The adjusted population-attributable fractions (PAFs) estimates indicated that around 33% of all-cause mortality and 42.9–70.6% mortality risk due to CVD, related to low or intermediate total CVH. This could be avoided by achieving a high CVH metric score. Hence, the study’s finding supports the updated CVH metrics in their role in predicting future mortality as part of Life’s Essential 8.
A previously conducted meta-analysis elucidated the effectiveness of Life’s Simple 7 and determined a linear dose–response association. This study indicated that a one-point increase in the ideal CVH metric score leads to a subsequent reduction in risk of all-cause and CVD-specific mortality; however, this study used a crude additive scoring method, an overtly simplified approach. In contrast, the current study used an increased scoring algorithm ranging between 0 and 100, as recommended in Life’s Essential 8. A higher total CVH metric score was strongly linked with reduced risk of all-cause and CVD-specific mortality.
It was found that physical inactivity was a major factor that influences both all-cause and CVD-specific mortality. Although the association between physical activity and reduction in mortality risk is not new, the current study validated the updated scoring of physical activity in Life’s Essential 8. Nicotine exposure was the second significant contributor to all-cause mortality. The following important contributor to mortality is an unhealthy diet, and in Life’s Essential 8, the AHA recommended the Healthy Eating Index 2015 to determine the association between dietary quality and mortality.
Improvements in the CVH score have been represented through the spline plots. A linear dose response indicates that any improvement would matter, such that those with lower CVH scores could benefit from small improvements as well.

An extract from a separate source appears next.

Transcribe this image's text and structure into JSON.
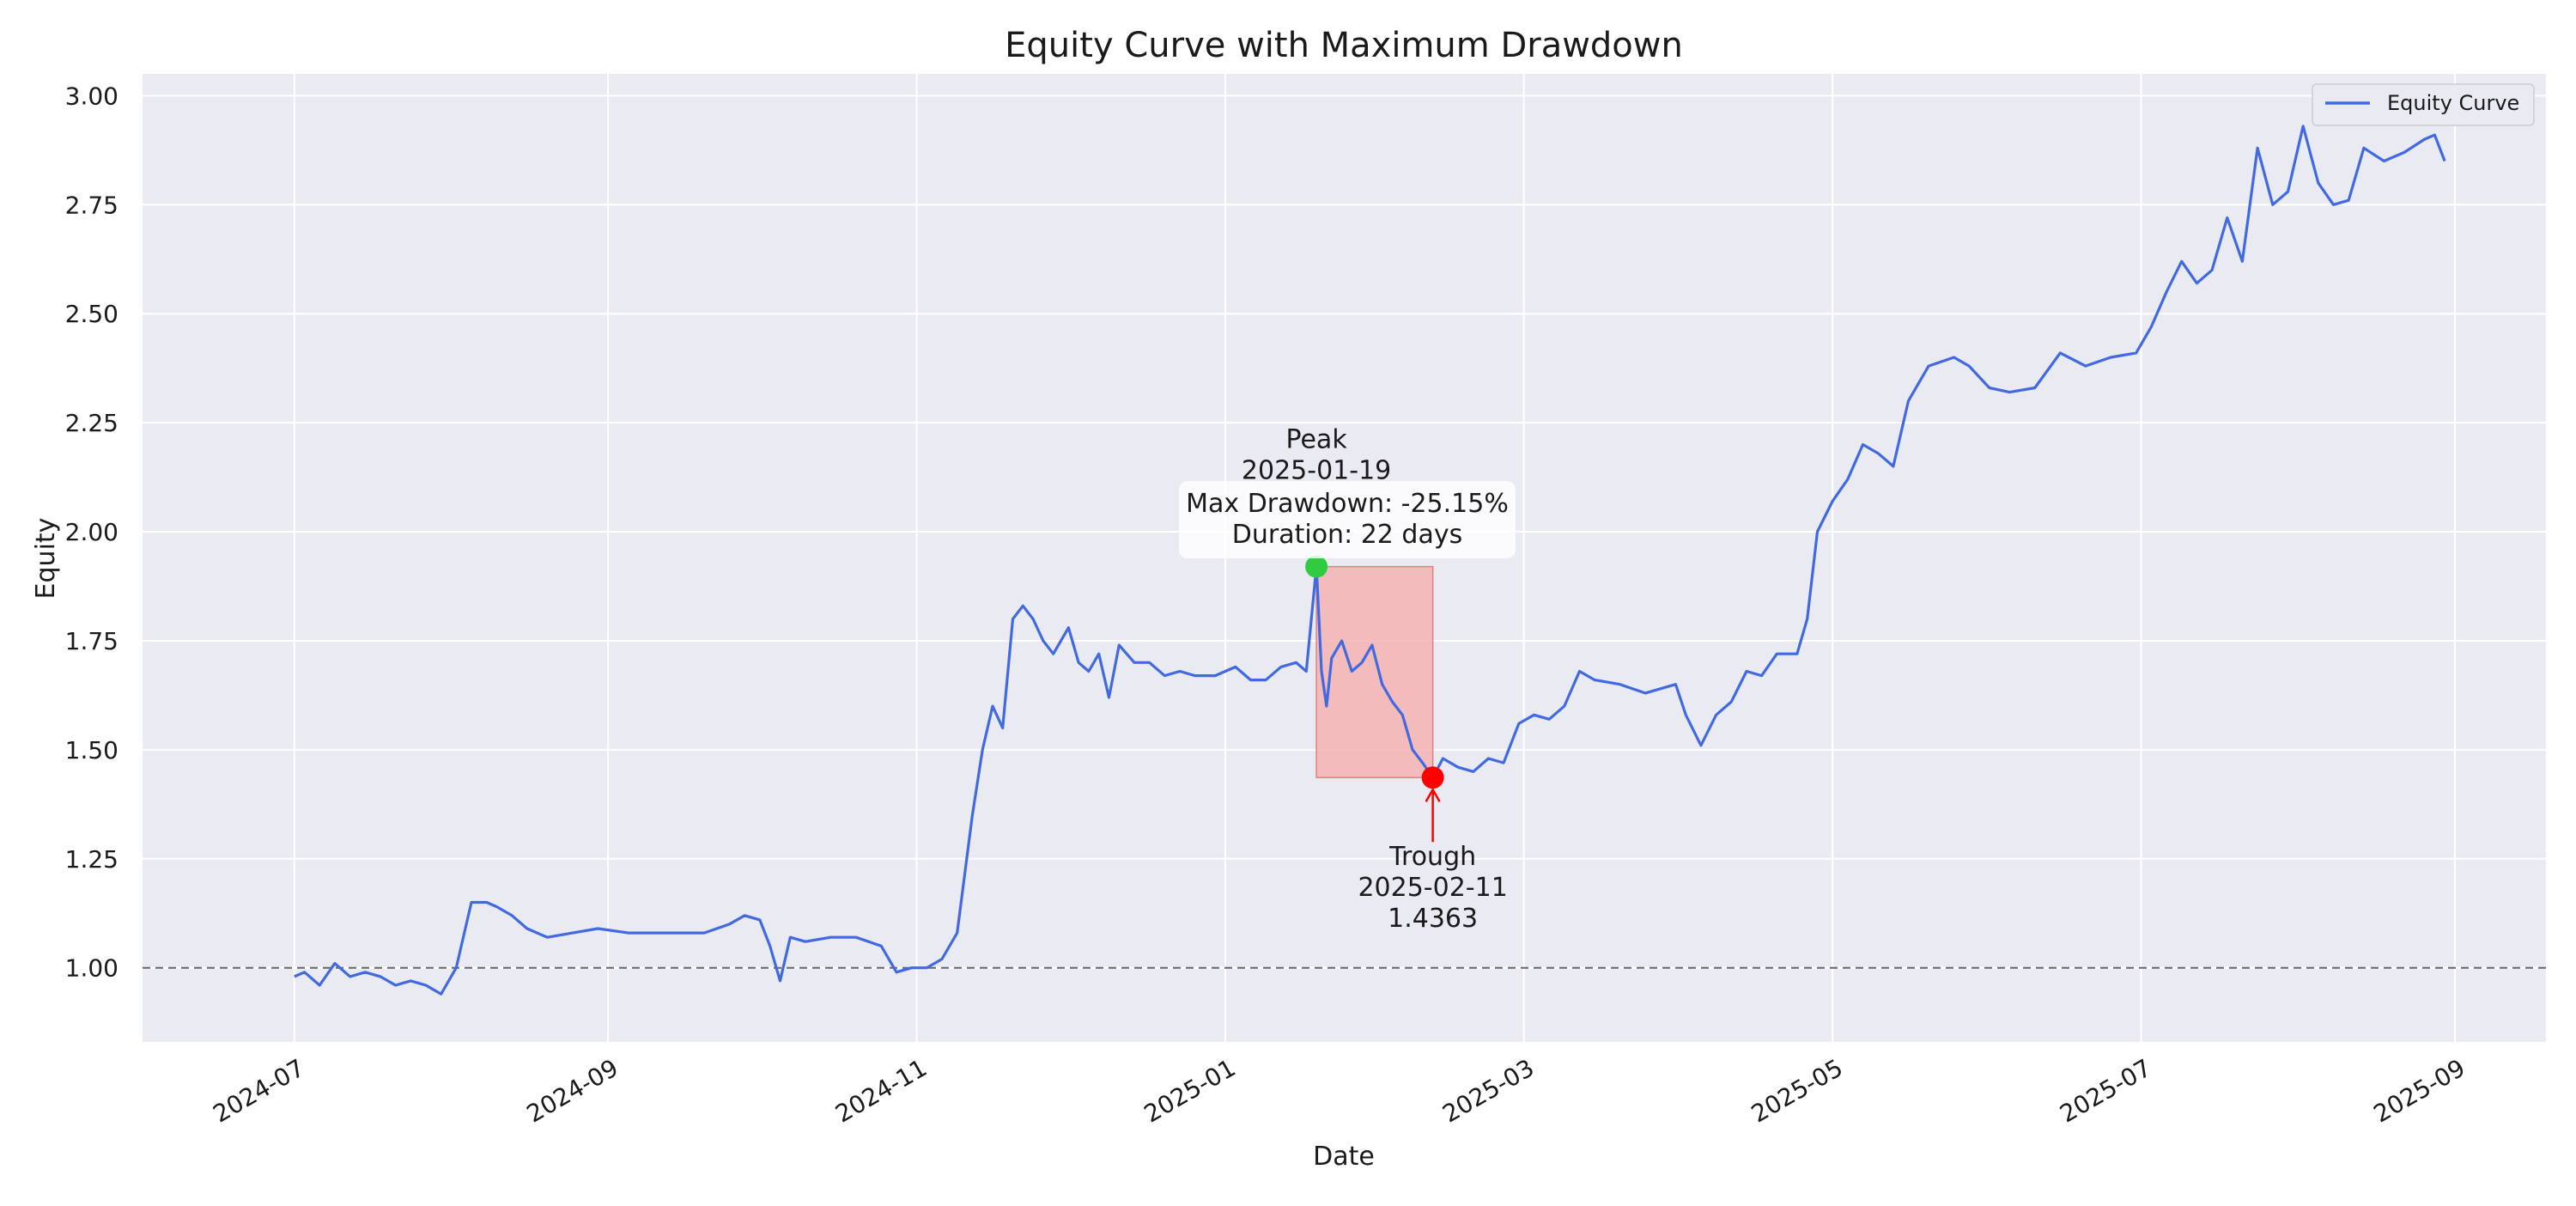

Overall, lifestyle modifications, along with appropriate public education and awareness, improve CVH scores and, thereby, reduce CVD-related mortality. While assessing sleep health as a metric for CVH score, it was found that an increase in sleep metric score significantly lowered the risk of all-cause mortality. Nevertheless, it must be noted that the adjusted PAFs of sleep health with mortality were relatively small, indicating that this CVH metric might not be as important as expected. In line with previous studies, blood glucose was found to be an important contributor to CVD-related mortality.
Conclusions
The current study has some limitations, including consideration of self-reported dietary intake, nicotine exposure, sleep health, and physical activity, which can lead to recall bias. Furthermore, there is a possibility of the existence of confounding factors influencing the research findings. Finally, changes in the metric trajectories over time were not considered.
Despite the limitations, one of the critical outcomes of this study is the observation that minor improvements in total CVH score could significantly reduce the risk of all-cause and CVD-specific mortality.